Selama dua tahun aku adalah prioritasnya. Aku berusaha mengikhlaskan segala yang terjadi. Sekolah dengan baik, mendapatkan teman, hidup seperti anak normal. Hingga ayahku mulai merasakan gejolak cinta pada juniornya di kantor. Entah mengapa semua berjalan begitu cepat. Aku merasa sedang menonton tv yang menampilkan kisah seorang bujang yang mendapatkan cintanya, hingga mereka menikah dan memiliki anak laki-laki yang lucu. Sulit ku percaya bahwa kini keluarga kami terlihat lengkap di luar, meski di dalam aku seperti orang asing. Tak pernah terlintas di benakku bahwa mimpi buruk memiliki ibu tiri terjadi dalam hidupku.

Pada awalnya wanita itu memang selalu berusaha mendapatkan hati dan simpatiku. Oh sungguh aku hanya mencintai ibuku. Hingga akhirnya wanita itu lelah dengan sikapku, ia mulai menampilkan watak aslinya. Sebuah image seorang ibu tiri yang dipercayai setiap anak. Aku tidak begitu peduli dengan perilaku jahat wanita itu karena aku tidak peduli dengan keluarga ini. Aku hanya berusaha hidup dengan janjiku yang tidak akan membuat ayahku sedih. 

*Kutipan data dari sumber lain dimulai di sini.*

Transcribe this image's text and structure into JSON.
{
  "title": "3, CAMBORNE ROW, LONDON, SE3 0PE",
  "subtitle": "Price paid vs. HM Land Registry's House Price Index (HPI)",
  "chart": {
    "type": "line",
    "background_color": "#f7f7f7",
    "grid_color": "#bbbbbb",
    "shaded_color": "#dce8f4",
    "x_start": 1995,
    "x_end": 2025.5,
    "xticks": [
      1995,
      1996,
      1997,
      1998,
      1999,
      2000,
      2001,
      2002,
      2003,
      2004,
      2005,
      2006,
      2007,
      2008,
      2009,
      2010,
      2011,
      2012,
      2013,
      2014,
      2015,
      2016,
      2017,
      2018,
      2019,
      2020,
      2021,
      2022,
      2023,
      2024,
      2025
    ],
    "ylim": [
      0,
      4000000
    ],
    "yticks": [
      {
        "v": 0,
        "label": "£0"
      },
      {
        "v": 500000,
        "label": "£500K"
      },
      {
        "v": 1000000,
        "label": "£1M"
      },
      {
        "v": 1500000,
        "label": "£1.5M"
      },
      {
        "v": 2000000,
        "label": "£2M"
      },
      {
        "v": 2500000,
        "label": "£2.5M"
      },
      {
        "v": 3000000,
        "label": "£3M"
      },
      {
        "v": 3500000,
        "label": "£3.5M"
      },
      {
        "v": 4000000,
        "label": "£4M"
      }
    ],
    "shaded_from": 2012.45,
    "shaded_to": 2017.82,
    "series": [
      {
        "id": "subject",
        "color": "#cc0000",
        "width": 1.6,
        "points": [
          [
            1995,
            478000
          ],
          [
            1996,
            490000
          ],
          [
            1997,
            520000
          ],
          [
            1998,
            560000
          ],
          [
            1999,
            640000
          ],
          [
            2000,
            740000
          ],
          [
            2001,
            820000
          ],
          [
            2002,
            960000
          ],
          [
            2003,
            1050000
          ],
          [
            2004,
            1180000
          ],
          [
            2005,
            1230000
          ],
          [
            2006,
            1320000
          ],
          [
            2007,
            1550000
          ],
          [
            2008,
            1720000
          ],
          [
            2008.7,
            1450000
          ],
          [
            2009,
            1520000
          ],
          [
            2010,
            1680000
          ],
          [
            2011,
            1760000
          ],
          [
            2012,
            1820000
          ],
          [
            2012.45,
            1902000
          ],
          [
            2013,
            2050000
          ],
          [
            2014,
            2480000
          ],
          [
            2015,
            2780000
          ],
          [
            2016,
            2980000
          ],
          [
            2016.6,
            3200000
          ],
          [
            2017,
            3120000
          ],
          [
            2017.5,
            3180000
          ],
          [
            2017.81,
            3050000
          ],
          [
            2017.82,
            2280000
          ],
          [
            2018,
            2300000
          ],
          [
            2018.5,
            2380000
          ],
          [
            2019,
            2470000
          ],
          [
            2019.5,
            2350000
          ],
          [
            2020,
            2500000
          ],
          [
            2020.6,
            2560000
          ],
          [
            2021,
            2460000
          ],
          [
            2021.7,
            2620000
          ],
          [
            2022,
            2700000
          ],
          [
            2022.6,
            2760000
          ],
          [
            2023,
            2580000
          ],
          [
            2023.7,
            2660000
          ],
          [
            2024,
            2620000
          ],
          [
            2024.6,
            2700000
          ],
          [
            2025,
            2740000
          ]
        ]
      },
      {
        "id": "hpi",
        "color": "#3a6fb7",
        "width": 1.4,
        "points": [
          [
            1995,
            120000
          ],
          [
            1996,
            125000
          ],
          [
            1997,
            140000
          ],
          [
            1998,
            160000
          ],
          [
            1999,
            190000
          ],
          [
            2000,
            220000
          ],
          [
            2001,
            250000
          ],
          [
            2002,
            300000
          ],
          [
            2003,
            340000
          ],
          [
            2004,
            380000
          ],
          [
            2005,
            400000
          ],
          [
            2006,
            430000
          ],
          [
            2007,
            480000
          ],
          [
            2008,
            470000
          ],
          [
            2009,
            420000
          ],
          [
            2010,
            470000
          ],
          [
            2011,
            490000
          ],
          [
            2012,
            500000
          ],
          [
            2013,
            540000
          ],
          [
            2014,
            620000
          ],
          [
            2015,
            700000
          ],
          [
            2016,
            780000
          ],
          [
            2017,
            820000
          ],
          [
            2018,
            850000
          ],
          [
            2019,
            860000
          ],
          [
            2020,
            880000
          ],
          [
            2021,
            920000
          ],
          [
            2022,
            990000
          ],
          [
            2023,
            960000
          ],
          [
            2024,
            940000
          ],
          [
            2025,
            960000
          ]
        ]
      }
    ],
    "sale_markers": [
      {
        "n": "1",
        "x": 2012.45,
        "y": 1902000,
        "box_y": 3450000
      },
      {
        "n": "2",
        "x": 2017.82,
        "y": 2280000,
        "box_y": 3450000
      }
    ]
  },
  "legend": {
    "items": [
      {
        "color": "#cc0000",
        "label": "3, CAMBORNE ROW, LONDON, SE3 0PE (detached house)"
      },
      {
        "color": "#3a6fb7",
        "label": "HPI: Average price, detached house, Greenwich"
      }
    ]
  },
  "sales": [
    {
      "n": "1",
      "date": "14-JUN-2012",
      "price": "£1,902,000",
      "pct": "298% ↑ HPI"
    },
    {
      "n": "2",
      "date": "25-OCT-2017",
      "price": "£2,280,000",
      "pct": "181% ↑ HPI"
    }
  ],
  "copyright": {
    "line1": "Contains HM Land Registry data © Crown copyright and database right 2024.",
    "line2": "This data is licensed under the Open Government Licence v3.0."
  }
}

Tapi perilaku jahat ibu tiriku setahun terakhir benar-benar membuatku menderita. Yang membuatku heran, ayahku yang tiap hari dibuat marah olehnya tetap saja luluh dengan perilaku manjanya yang menjijikan. Untung saja anaknya tidak begitu menjengkelkan, dia selalu menganggapku sebagai kakak yang akan melindunginya apapun yang terjadi. Hah, kau hanya seorang bocah kecil yang tidak bersalah, oh bukan tidak, belum. Belum melakukan kesalahan, entah nanti.

Ibu tiriku mulai bertingkah, mengambil hati ayahku seratus persen. Mengambil yang menjadi hak ku, harta terakhir yang ku punya. Memendam perasaan marah, sedih, kecewa, seorang diri sedikit tidak mudah ternyata. Membuatku kecanduan, game. Bukan narkoba. Bermain game membuatku bisa melampiaskan semuanya pada musuh, melupakan musuh dalam kehidupan nyataku yang ada di rumah. Bermain game membuatku menemukannya. Wanita yang membuatku nyaman setelah ibuku.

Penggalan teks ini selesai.